GSA Connects 2021 in Portland, Oregon

Paper No. 7-10
Presentation Time: 10:50 AM

PRESSURE-TEMPERATURE-TIME-DEFORMATION EVOLUTION IN A NON-CYLINDRICAL OROGEN: THE BETIC-RIF CORDILLERA EXAMPLE (Invited Presentation)


BESSIÈRE, Eloïse1, JOLIVET, Laurent1, AUGIER, Romain2, SCAILLET, Stéphane3, PRÉCIGOUT, Jacques2 and AZAÑON, José Miguel4, (1)Institut des Sciences de la Terre de Paris, UMR 7193 CNRS-UPMC, Sorbonne Université, 4 place Jussieu, Paris, 75005, France, (2)ISTO, Université d'Orleans, Orléans, 45000, France, (3)ISTO, CNRS, 1A Rue de la Ferrolerie, ORLEANS, 45071, France, (4)Departamento de Geodinámica, Universidad de Granada, Avenida de la Fuente Nueva, Granada, 18071, Spain

The Mediterranean region and its orogens are characterized by complex geodynamic evolution through time. Several subduction zones, locally evolving in collision zones, are controlled by pre-orogenic inheritance including Mesozoic rifting events, nature and thermal age of the downgoing and overriding lithosphere and asthenospheric flow. Kinematic reconstructions of such complex orogens is the subject of active debates. Indeed, the evolution of the internal zones of these orogens are often non-consensual, especially their long-term Pressure-Temperature-time-deformation (P-T-t-d) histories. This problematic, linked to a complex shape of the Eurasian and African margins in pre-orogenic times and complex slab retreat and tearing dynamics, is particularly well illustrated in the Betic-Rif Cordillera, a strongly arcuated belt located in the westernmost part of the Mediterranean region.

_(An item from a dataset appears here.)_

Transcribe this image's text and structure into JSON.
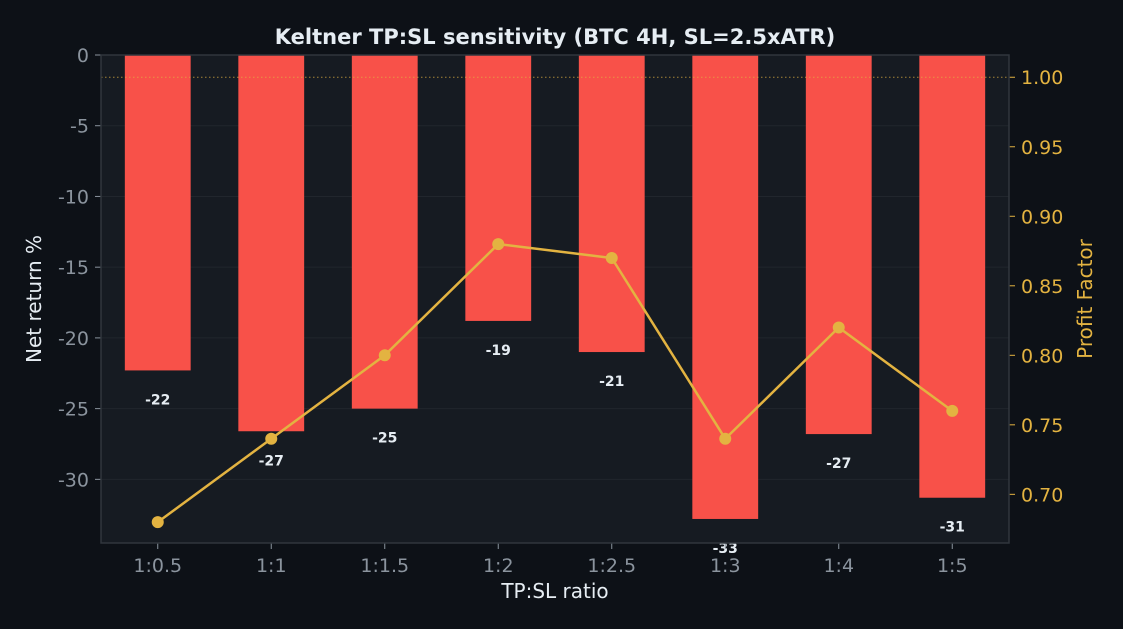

Focusing on the Internal Zones of the Betic-Rif Cordillera and based on recent findings, a synthesis of the tectono-metamorphic evolution shows the relations in space and time between tectonic and P-T evolutions. In the western part of the belt, through a detailed field and structural study combined with a high-resolution map using RSCM geothermometry, the contact between the peridotite massifs and Mesozoic sediments has been reinterpreted as an extensional detachment, instead of a thrust as previously admitted. In the central and eastern parts of the chain, based on new 40Ar/39Ar ages in the Alpujárride Complex (metamorphic formations of the Betic Internal Zones) we conclude that the age of the HP-LT metamorphism is Eocene. A first-order observation is the contrast between the well-preserved Eocene HP-LT blueschists-facies rocks of the Central and Eastern Alpujárride Complex and the younger HT-LP conditions reaching partial melting recorded in the Western Alpujárride. Altogether these elements lead us to question the timing and mechanisms of mantle exhumation, the Mesozoic paleogeography, the pre-orogenic inheritance and the Cenozoic geodynamic evolution.

We propose a model where the large longitudinal variations in the P-T evolution are mainly due to (i) differences in the timing of subduction and exhumation from the Eocene, (ii) the nature of the subducting lithosphere and (iii) a major change in subduction dynamics at ~20 Ma associated with a slab-tearing event.